Turned on its head, bone’s response to physical stress can be used to produce music—or at least musical tones. That’s what artist Boo Chapple discovered during the course of a year-long collaboration at the University of Western Australia’s SymbioticA lab, the only research facility in the world devoted to providing access to wet labs to artists and artistically minded researchers.
When Chapple began this project, she knew that extensive scientific literature suggested bone had what are known as piezoelectric properties. Basically, when a piezoelectric material is bent, compressed, or otherwise physically stressed, it generates an electric charge. Conversely, applying an electric charge to a piezoelectric material can change its shape. This has made piezoelectrics the backbone of countless environmental sensors and tiny actuators.
While many crystalline and ceramic materials have piezoelectric properties, bone behaves a little differently. Rather than coming from its primary mineral–hydroxyapatite–bone’s piezoelectric properties appear to derive from the collagen that holds bone together and prevents it from being brittle.
What’s more, some scientists hypothesize that the piezoelectric properties of bone are an essential part of the body’s internal signaling mechanisms. In response to stresses like exercise, bone thickens at the points that experience the most strain. It’s possible that bone “knows” what these points are because it’s producing an electrical signal every time it’s stressed. Scientists have exploited this property to speed the healing of bones, by applying an electrical current to them that, at least in theory, mimics the current the bone itself would generate if it were stressed.
Poring through this literature, Chapple realized that applying a current to bone at just the right frequency should make it vibrate like the diaphragm in an audio speaker. And because bone retains its piezoelectric properties even when it’s no longer living, it should be fairly straightforward to transform any old bone into the world’s most outre audio component.

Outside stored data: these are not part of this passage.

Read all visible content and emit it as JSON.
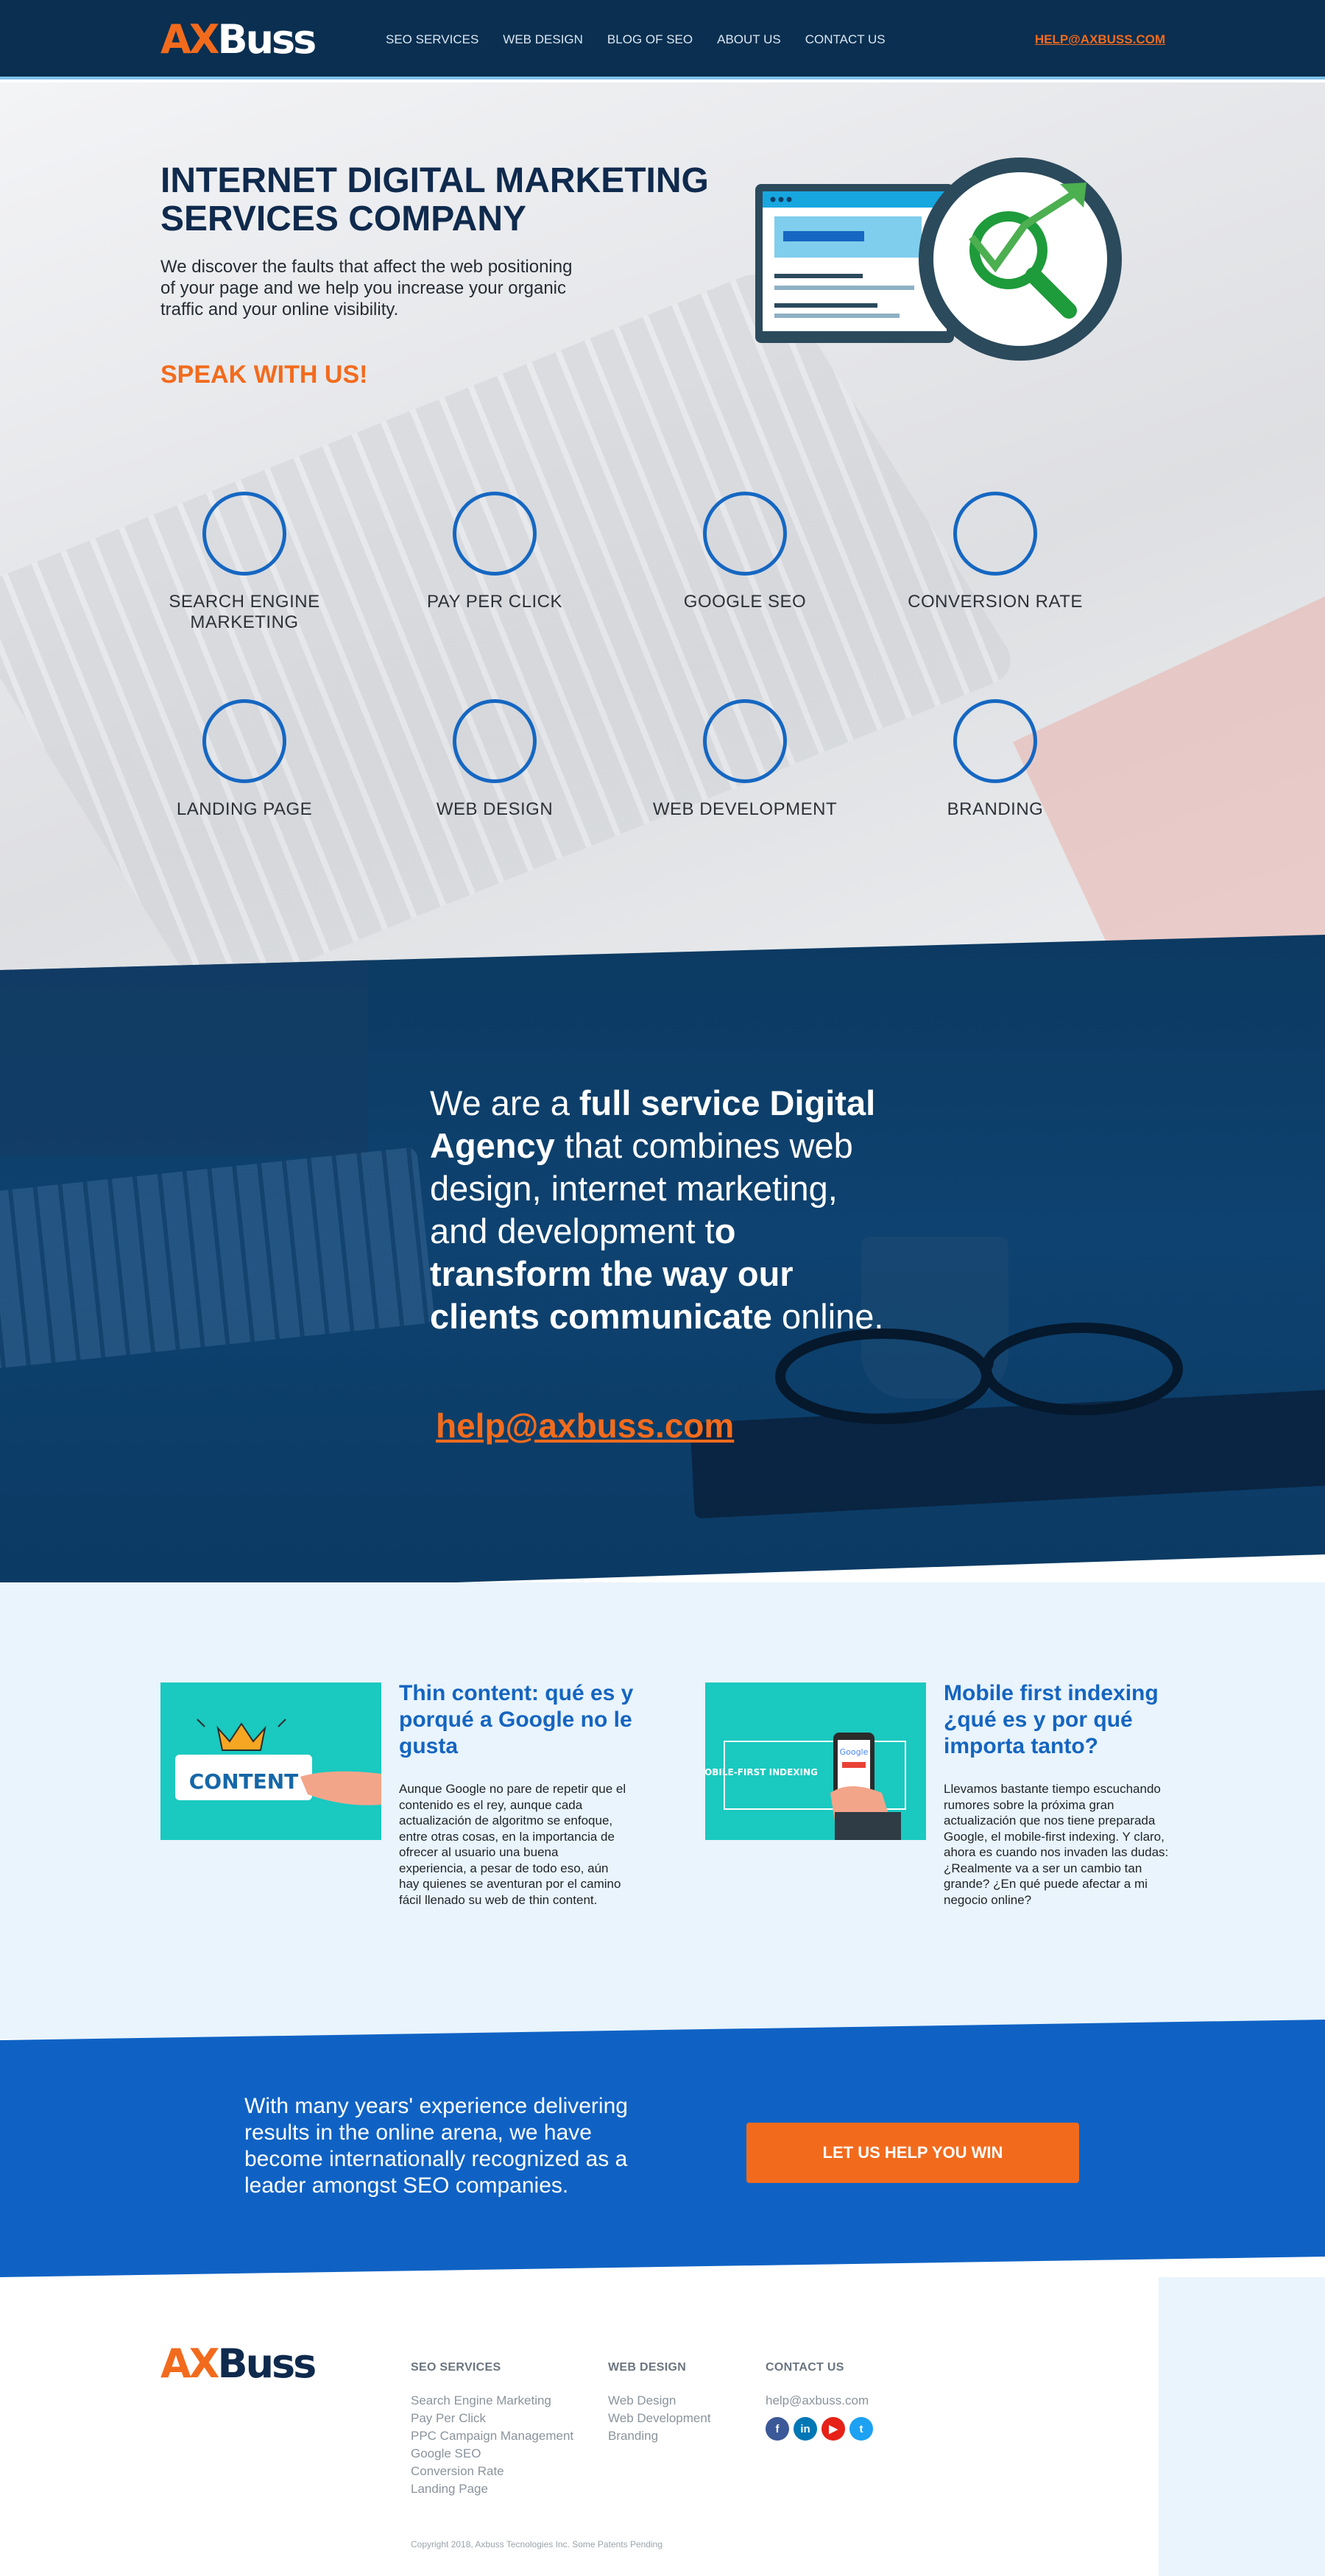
{
  "header": {
    "logo_ax": "AX",
    "logo_buss": "Buss",
    "nav": [
      "SEO SERVICES",
      "WEB DESIGN",
      "BLOG OF SEO",
      "ABOUT US",
      "CONTACT US"
    ],
    "email": "HELP@AXBUSS.COM"
  },
  "hero": {
    "title_line1": "INTERNET DIGITAL MARKETING",
    "title_line2": "SERVICES COMPANY",
    "description": "We discover the faults that affect the web positioning of your page and we help you increase your organic traffic and your online visibility.",
    "cta": "SPEAK WITH US!",
    "services": [
      "SEARCH ENGINE MARKETING",
      "PAY PER CLICK",
      "GOOGLE SEO",
      "CONVERSION RATE",
      "LANDING PAGE",
      "WEB DESIGN",
      "WEB DEVELOPMENT",
      "BRANDING"
    ]
  },
  "agency": {
    "t1": "We are a ",
    "t2": "full service Digital Agency",
    "t3": " that combines web design, internet marketing, and development t",
    "t4": "o transform the way our clients communicate",
    "t5": " online.",
    "email": "help@axbuss.com"
  },
  "blog": {
    "posts": [
      {
        "title": "Thin content: qué es y porqué a Google no le gusta",
        "thumb_label": "CONTENT",
        "body": "Aunque Google no pare de repetir que el contenido es el rey, aunque cada actualización de algoritmo se enfoque, entre otras cosas, en la importancia de ofrecer al usuario una buena experiencia, a pesar de todo eso, aún hay quienes se aventuran por el camino fácil llenado su web de thin content."
      },
      {
        "title": "Mobile first indexing ¿qué es y por qué importa tanto?",
        "thumb_label": "MOBILE-FIRST INDEXING",
        "thumb_brand": "Google",
        "body": "Llevamos bastante tiempo escuchando rumores sobre la próxima gran actualización que nos tiene preparada Google, el mobile-first indexing. Y claro, ahora es cuando nos invaden las dudas: ¿Realmente va a ser un cambio tan grande? ¿En qué puede afectar a mi negocio online?"
      }
    ]
  },
  "cta": {
    "text": "With many years' experience delivering results in the online arena, we have become internationally recognized as a leader amongst SEO companies.",
    "button": "LET US HELP YOU WIN"
  },
  "footer": {
    "logo_ax": "AX",
    "logo_buss": "Buss",
    "columns": [
      {
        "heading": "SEO SERVICES",
        "links": [
          "Search Engine Marketing",
          "Pay Per Click",
          "PPC Campaign Management",
          "Google SEO",
          "Conversion Rate",
          "Landing Page"
        ]
      },
      {
        "heading": "WEB DESIGN",
        "links": [
          "Web Design",
          "Web Development",
          "Branding"
        ]
      },
      {
        "heading": "CONTACT US",
        "links": [
          "help@axbuss.com"
        ]
      }
    ],
    "social_icons": [
      "facebook-icon",
      "linkedin-icon",
      "youtube-icon",
      "twitter-icon"
    ],
    "copyright": "Copyright 2018, Axbuss Tecnologies Inc. Some Patents Pending"
  },
  "colors": {
    "navy": "#0a2f50",
    "orange": "#f26b1d",
    "blue": "#0f62c4",
    "teal": "#1ac9c0",
    "light_blue_bg": "#e9f4fd"
  }
}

Because Chapple is an artist and not a technologist, her goal wasn’t to pursue this technique until it yielded a new product. Rather, the point was to accomplish what all good art can: “making strange” otherwise familiar objects. Here’s how Russian writer Viktor Shklovsky describes it:
“The purpose of art is to impart the sensation of things as they are perceived and not as
they are known. The technique of art is to make objects “unfamiliar,” to make forms difﬁcult, to increase the difﬁculty and length of perception because the process of perception is an aesthetic end in itself and must be prolonged.”

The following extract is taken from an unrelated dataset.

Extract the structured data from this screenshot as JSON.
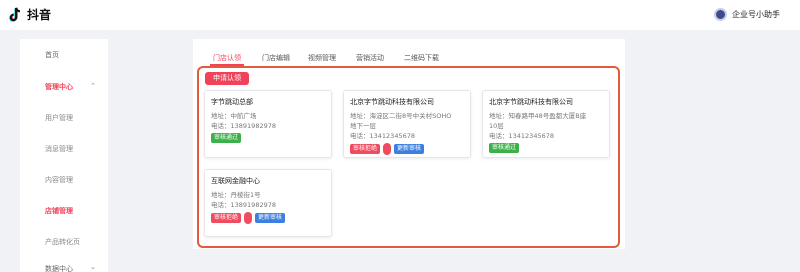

The ultimate product of Chapple’s work is a transformation perfectly in line with Shklovsky’s notion of “defamiliarization,” since it starts with an object we all know–red cuts of fresh meat from the butcher–and, with little more than some cleaning, polishing, and affixing of wires, arrives at an audio speaker.

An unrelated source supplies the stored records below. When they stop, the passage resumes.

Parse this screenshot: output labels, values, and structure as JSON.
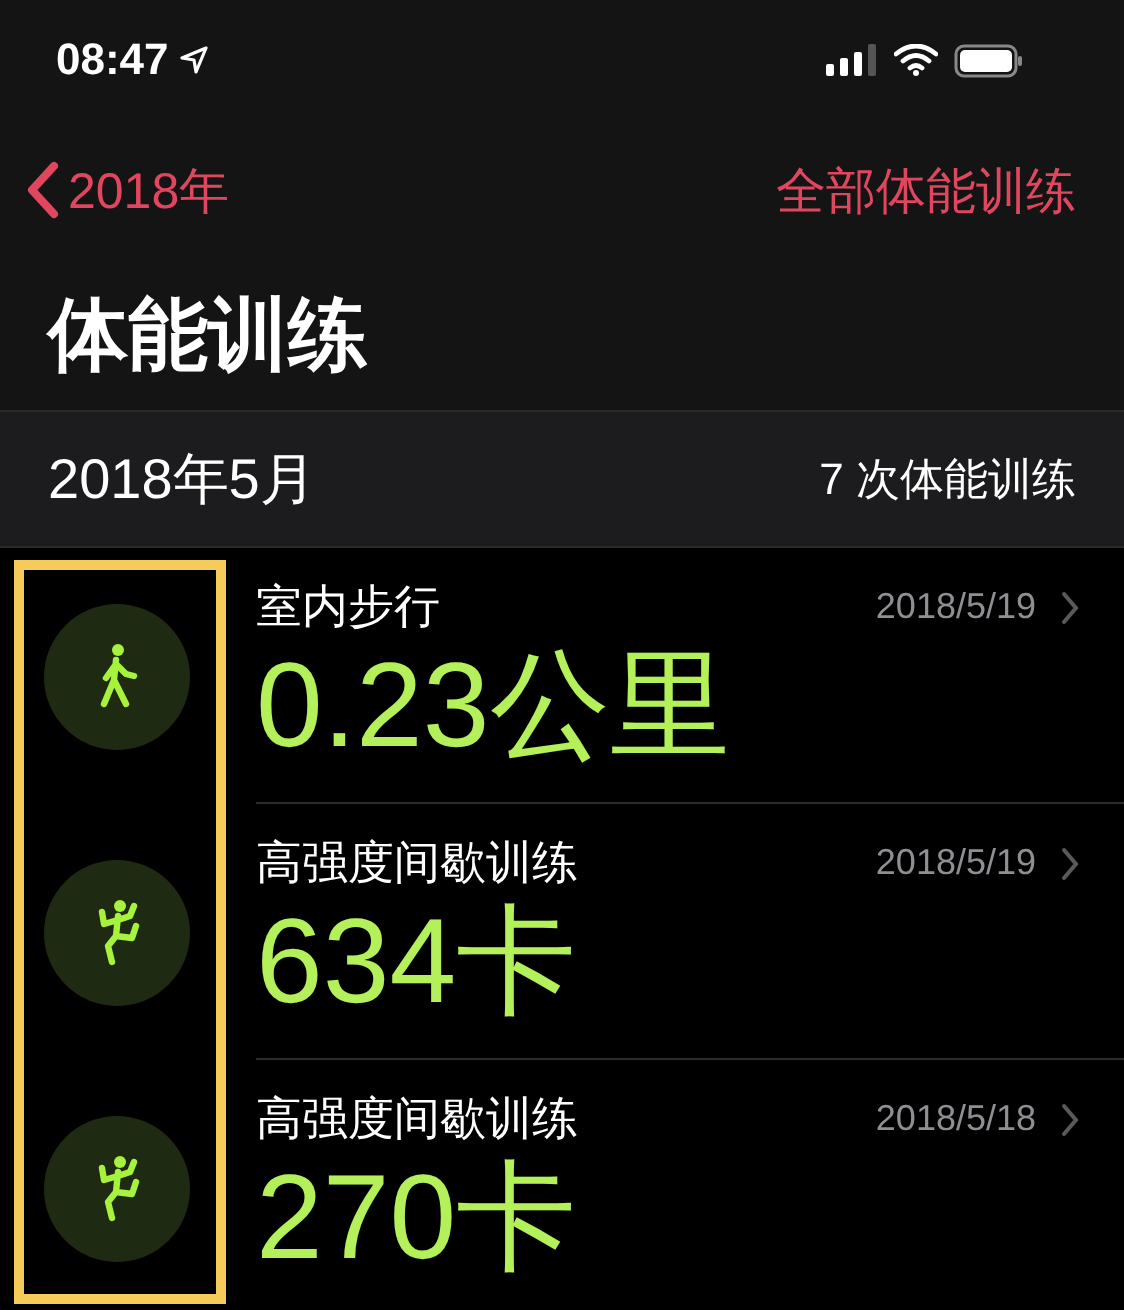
{
  "status_bar": {
    "time": "08:47"
  },
  "nav": {
    "back": "2018年",
    "action": "全部体能训练"
  },
  "title": "体能训练",
  "section": {
    "month": "2018年5月",
    "count": "7 次体能训练"
  },
  "workouts": [
    {
      "kind": "walk",
      "name": "室内步行",
      "value": "0.23公里",
      "date": "2018/5/19"
    },
    {
      "kind": "hiit",
      "name": "高强度间歇训练",
      "value": "634卡",
      "date": "2018/5/19"
    },
    {
      "kind": "hiit",
      "name": "高强度间歇训练",
      "value": "270卡",
      "date": "2018/5/18"
    }
  ]
}
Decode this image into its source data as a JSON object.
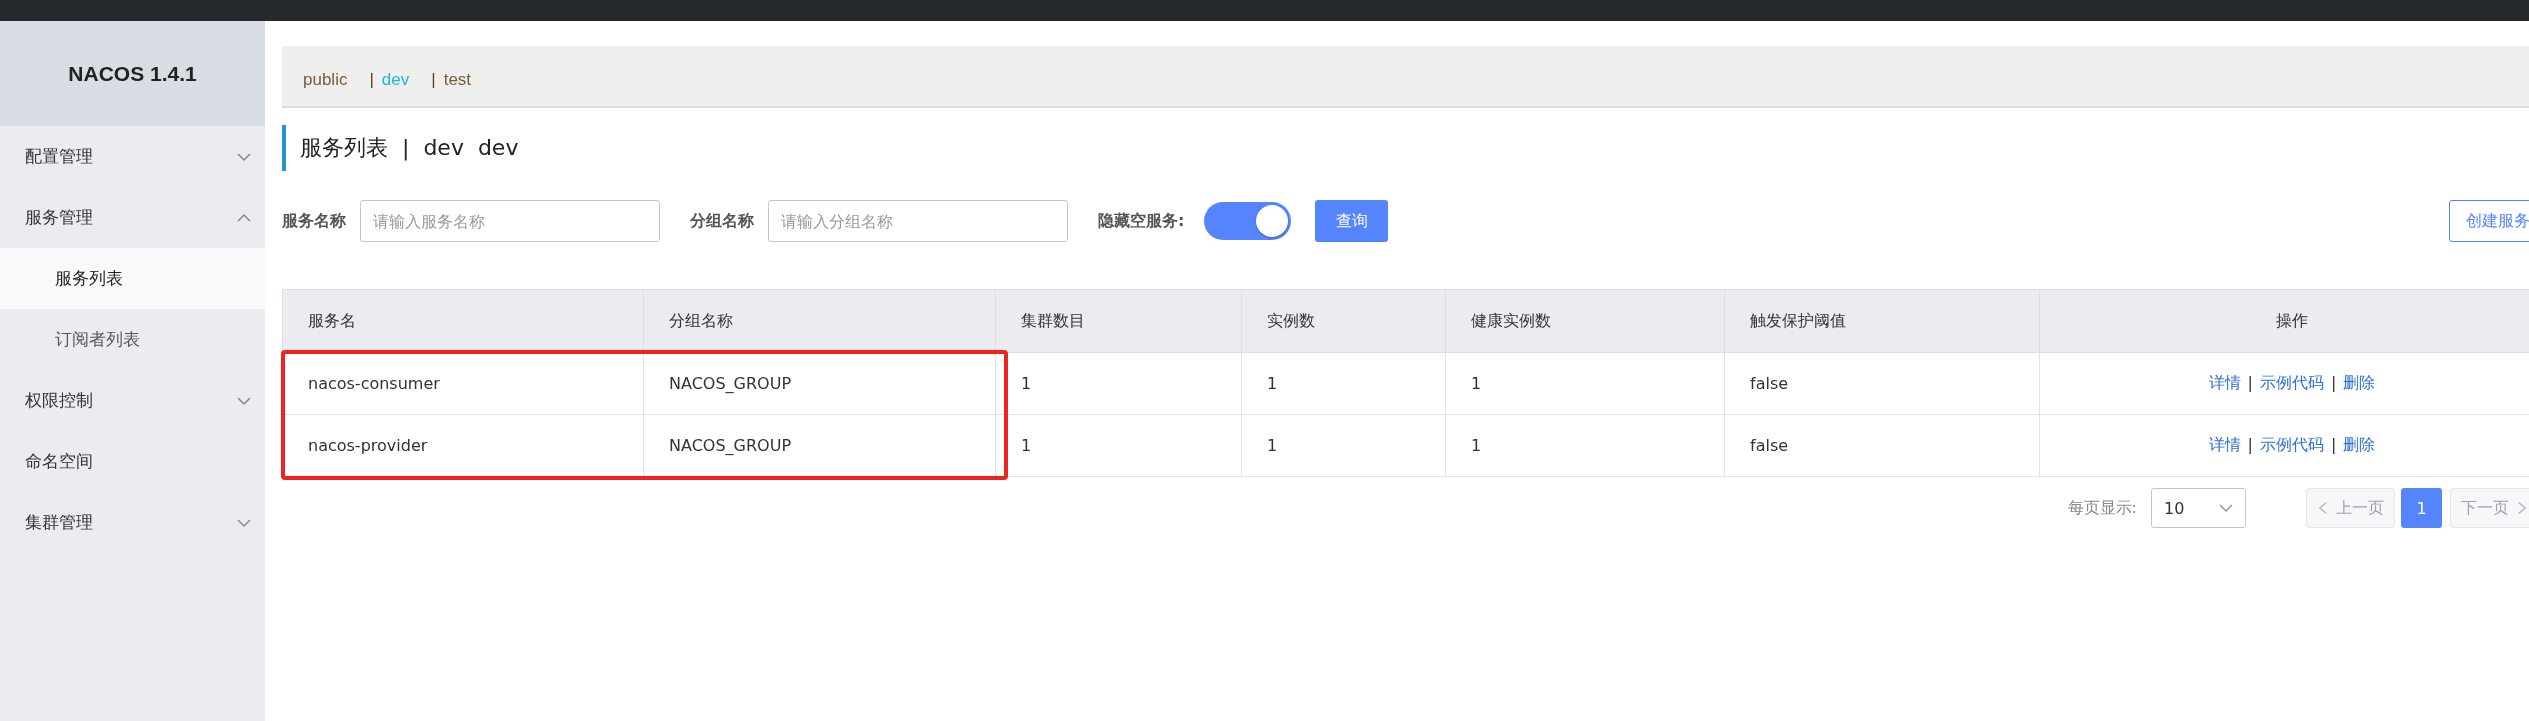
{
  "sidebar": {
    "title": "NACOS 1.4.1",
    "items": [
      {
        "label": "配置管理",
        "expanded": false,
        "selected": false
      },
      {
        "label": "服务管理",
        "expanded": true,
        "selected": false,
        "children": [
          {
            "label": "服务列表",
            "selected": true
          },
          {
            "label": "订阅者列表",
            "selected": false
          }
        ]
      },
      {
        "label": "权限控制",
        "expanded": false,
        "selected": false
      },
      {
        "label": "命名空间",
        "selected": false
      },
      {
        "label": "集群管理",
        "expanded": false,
        "selected": false
      }
    ]
  },
  "namespaces": [
    {
      "label": "public",
      "selected": false
    },
    {
      "separator": "|",
      "label": "dev",
      "selected": true
    },
    {
      "separator": "|",
      "label": "test",
      "selected": false
    }
  ],
  "page_title": "服务列表  |  dev  dev",
  "filters": {
    "service_label": "服务名称",
    "service_placeholder": "请输入服务名称",
    "group_label": "分组名称",
    "group_placeholder": "请输入分组名称",
    "hide_empty_label": "隐藏空服务:",
    "hide_empty_on": true,
    "query_button": "查询",
    "create_button": "创建服务"
  },
  "table": {
    "columns": [
      {
        "label": "服务名",
        "highlighted": true
      },
      {
        "label": "分组名称",
        "highlighted": true
      },
      {
        "label": "集群数目",
        "highlighted": false
      },
      {
        "label": "实例数",
        "highlighted": false
      },
      {
        "label": "健康实例数",
        "highlighted": false
      },
      {
        "label": "触发保护阈值",
        "highlighted": false
      },
      {
        "label": "操作",
        "highlighted": false
      }
    ],
    "rows": [
      {
        "highlighted": true,
        "cells": [
          "nacos-consumer",
          "NACOS_GROUP",
          "1",
          "1",
          "1",
          "false"
        ],
        "actions": [
          {
            "kind": "link",
            "text": "详情"
          },
          {
            "kind": "separator",
            "text": "|"
          },
          {
            "kind": "link",
            "text": "示例代码"
          },
          {
            "kind": "separator",
            "text": "|"
          },
          {
            "kind": "link",
            "text": "删除"
          }
        ]
      },
      {
        "highlighted": true,
        "cells": [
          "nacos-provider",
          "NACOS_GROUP",
          "1",
          "1",
          "1",
          "false"
        ],
        "actions": [
          {
            "kind": "link",
            "text": "详情"
          },
          {
            "kind": "separator",
            "text": "|"
          },
          {
            "kind": "link",
            "text": "示例代码"
          },
          {
            "kind": "separator",
            "text": "|"
          },
          {
            "kind": "link",
            "text": "删除"
          }
        ]
      }
    ]
  },
  "pagination": {
    "page_size_label": "每页显示:",
    "page_size": "10",
    "prev": {
      "label": "上一页",
      "disabled": true
    },
    "pages": [
      {
        "label": "1",
        "selected": true
      }
    ],
    "next": {
      "label": "下一页",
      "disabled": true
    }
  }
}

Using a laser interferometer to determine the exact nature of the vibrations of the bone speakers that Chapple ultimately crafted from cleaned, dried slices of cow femur, she discovered that they had a frequency response of about 300 to 3,000Hz, or cycles per second. That’s on the low end of the range of what a human can hear, which is typically between 20 and 20,000 Hz, so it’s doubtful that even the most over-the-top high-end audio company is going to be advertising speakers made from once-living tissue.
To complete her work, Chapple needed to produce an installation that a casual observer could participate in. Looking at squiggly traces on an oscilloscope hooked to a laser interferometer was fine for the lab, but not suitable for a public exhibition. The problem was that the vibrations produced by the bone simply weren’t powerful enough to be audible.
Having cast about for months for a solution to this problem, Chapple and her student William Wong stumbled into the idea of simply touching their bone speakers with a stethoscope. As she recounts in her paper on the speakers (PDF), “The sound was very soft but clearly audible. As I moved the frequency dial on the function generator I could hear the sweep of the tone coming from the bone. By this stage I was suspicious of anything that seemed to be a positive result, so I spent several days testing the set-up before I allowed myself to become excited.”
Ultimately, the stethoscope worked, suggesting that a bio hacker who was so inclined could turn just about any slice of bone into a workable substrate for an in-ear speaker bud.